On the other hand, the construction sector wasn’t able to see these kind of opportunities and progressively started to rely on straight forward CAD systems (in the second half of the 1970s) essentially used in 2D.

In fact, the use of these new tools was not accepted as an opportunity for innovation and development, but as a mere substitution of traditional tools: drawings made by daftsmen were simply replaced by drawings generated on a computer and printed by plotters.

Another important moment in the evolution of “computer graphics” is by no means the advent of parametric object modeling, placed around the second half of the 80’s.

For graphical objects, the main potential is that physical parameters can be associated together with specific rules that can offer significant advantages for project management as a whole: while in traditional 2D and 3D CAD every aspect of the geometry must be edited by the user, in the case of parametric objects this is done automatically.
These objects are therefore “intelligent” for their ability to automatically update, even as a result of changes made by the designer, to other objects but linked to each other. This results in an automatic propagation of continuously updated changes to the entire virtual model.

This means that BIM allows designers, architects, engineers, etc., to add further information to each object or entity, in fact, thermophysical properties, material costs, mechanical strengths and other important characteristics, can now be added to the project entities to build a 3D information model

This opens the way for a new technology: BIM

The evolution of BIM software

The evolution of BIM software

BIM software on the international and national panorama and their history

Since the mid-1980s, some well-known software companies such as Autodesk (US), Bentley (US), Graphisoft (Hungarian), Nemetschek (German) and others, started to develop their own Products, each with specific features, but all essentially oriented to the graphical representation of a project.

But there’s also a different story in this international panorama, A story marked by ACCA software, an Italian based company born in 1989, that soon distinguished itself for its particular innovative attitude.
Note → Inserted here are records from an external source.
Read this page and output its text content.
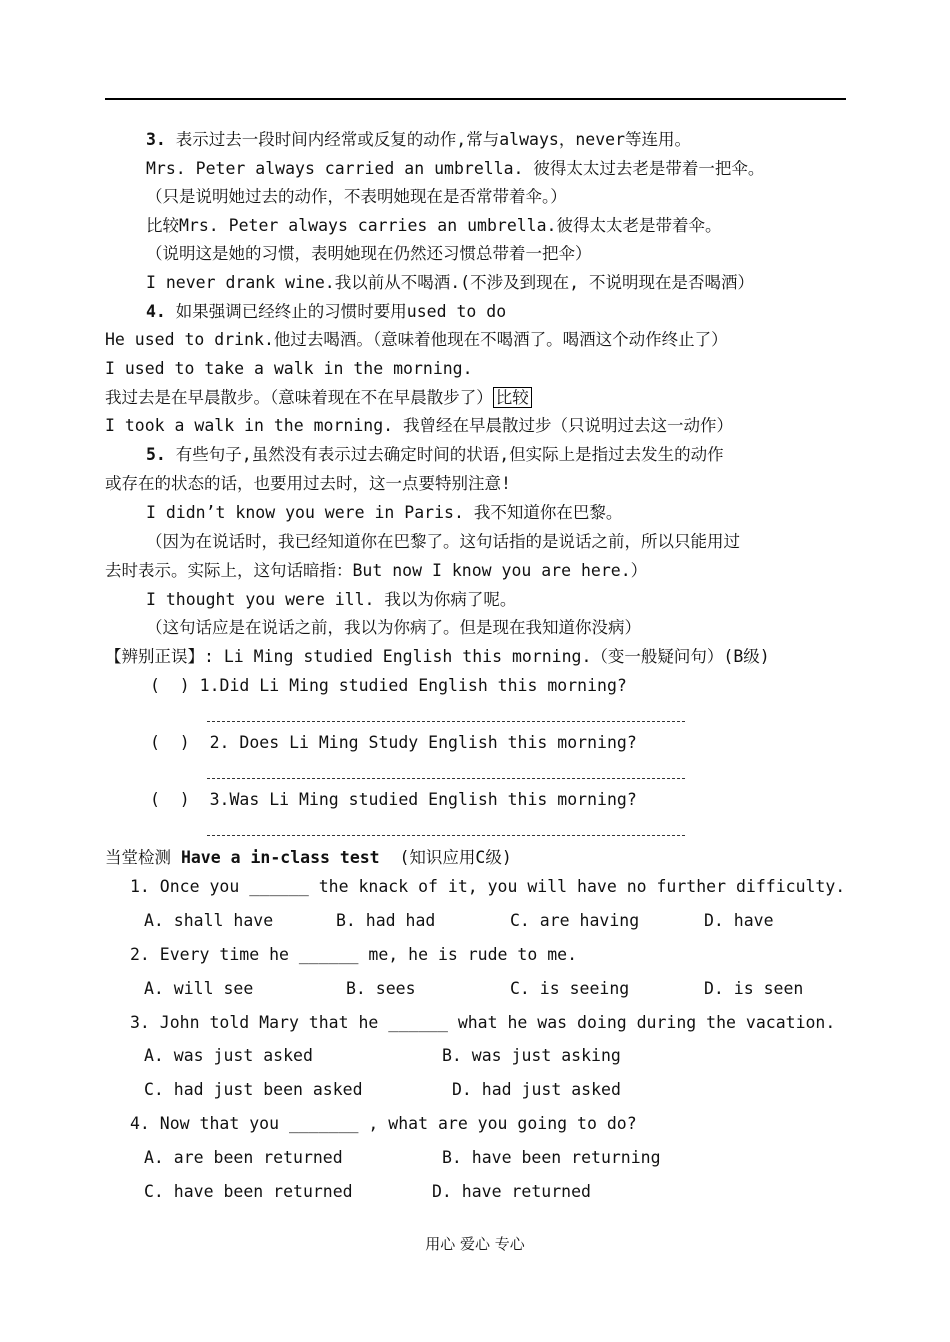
3. 表示过去一段时间内经常或反复的动作,常与always，never等连用。
Mrs. Peter always carried an umbrella. 彼得太太过去老是带着一把伞。
（只是说明她过去的动作，不表明她现在是否常带着伞。）
比较Mrs. Peter always carries an umbrella.彼得太太老是带着伞。
（说明这是她的习惯，表明她现在仍然还习惯总带着一把伞）
I never drank wine.我以前从不喝酒.(不涉及到现在, 不说明现在是否喝酒）
4. 如果强调已经终止的习惯时要用used to do
He used to drink.他过去喝酒。（意味着他现在不喝酒了。喝酒这个动作终止了）
I used to take a walk in the morning.
我过去是在早晨散步。（意味着现在不在早晨散步了） 比较
I took a walk in the morning. 我曾经在早晨散过步（只说明过去这一动作）
5. 有些句子,虽然没有表示过去确定时间的状语,但实际上是指过去发生的动作
或存在的状态的话，也要用过去时，这一点要特别注意!
I didn’t know you were in Paris. 我不知道你在巴黎。
（因为在说话时，我已经知道你在巴黎了。这句话指的是说话之前，所以只能用过
去时表示。实际上，这句话暗指：But now I know you are here.）
I thought you were ill. 我以为你病了呢。
（这句话应是在说话之前，我以为你病了。但是现在我知道你没病）
【辨别正误】: Li Ming studied English this morning.（变一般疑问句）(B级)
(  ) 1.Did Li Ming studied English this morning?
(  )  2. Does Li Ming Study English this morning?
(  )  3.Was Li Ming studied English this morning?
当堂检测 Have a in-class test  (知识应用C级)
1. Once you ______ the knack of it, you will have no further difficulty.
A. shall have	B. had had	C. are having	D. have
2. Every time he ______ me, he is rude to me.
A. will see	B. sees	C. is seeing	D. is seen
3. John told Mary that he ______ what he was doing during the vacation.
A. was just asked	B. was just asking
C. had just been asked	D. had just asked
4. Now that you _______ , what are you going to do?
A. are been returned	B. have been returning
C. have been returned	D. have returned
用心 爱心 专心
In 1991, its PriMus software, dedicated to estimates and construction cost management, was the only Italian product to be selected for the “SMAU Industrial Design Award”.

ACCA software started to provide solutions to all aspects of the construction world such as structural engineering, energy performance calculations, accounting, health and safety, fire safety, etc. using the best available technologies.

In 1996, ACCA released TerMus, an energy performance calculations and auditing of buildings, developed with a particular graphic mode: two-dimensional objects representing the real building entities (walls, windows, doors, soles, etc.) are used and are able to recognize each other and update automatically. Each entity has its own thermal and physical characteristics that are useful for managing energy performance assessments. From a conceptual point of view, TerMus can certainly be considered as the first BIM made in Italy.

EdiLus, the BIM for structural calculations, based on three-dimensional parametric objects was released in 2004 and in 2012 it was the turn of Edificius, a BIM for integrated architectural design. In 2016 ACCA software is the first company in Italy to receive the compatibility certification between software for the IFC interoperable format [IFC CV2.0 (Coordination View 2.0)] and issued by BuidingSMARTAlliance.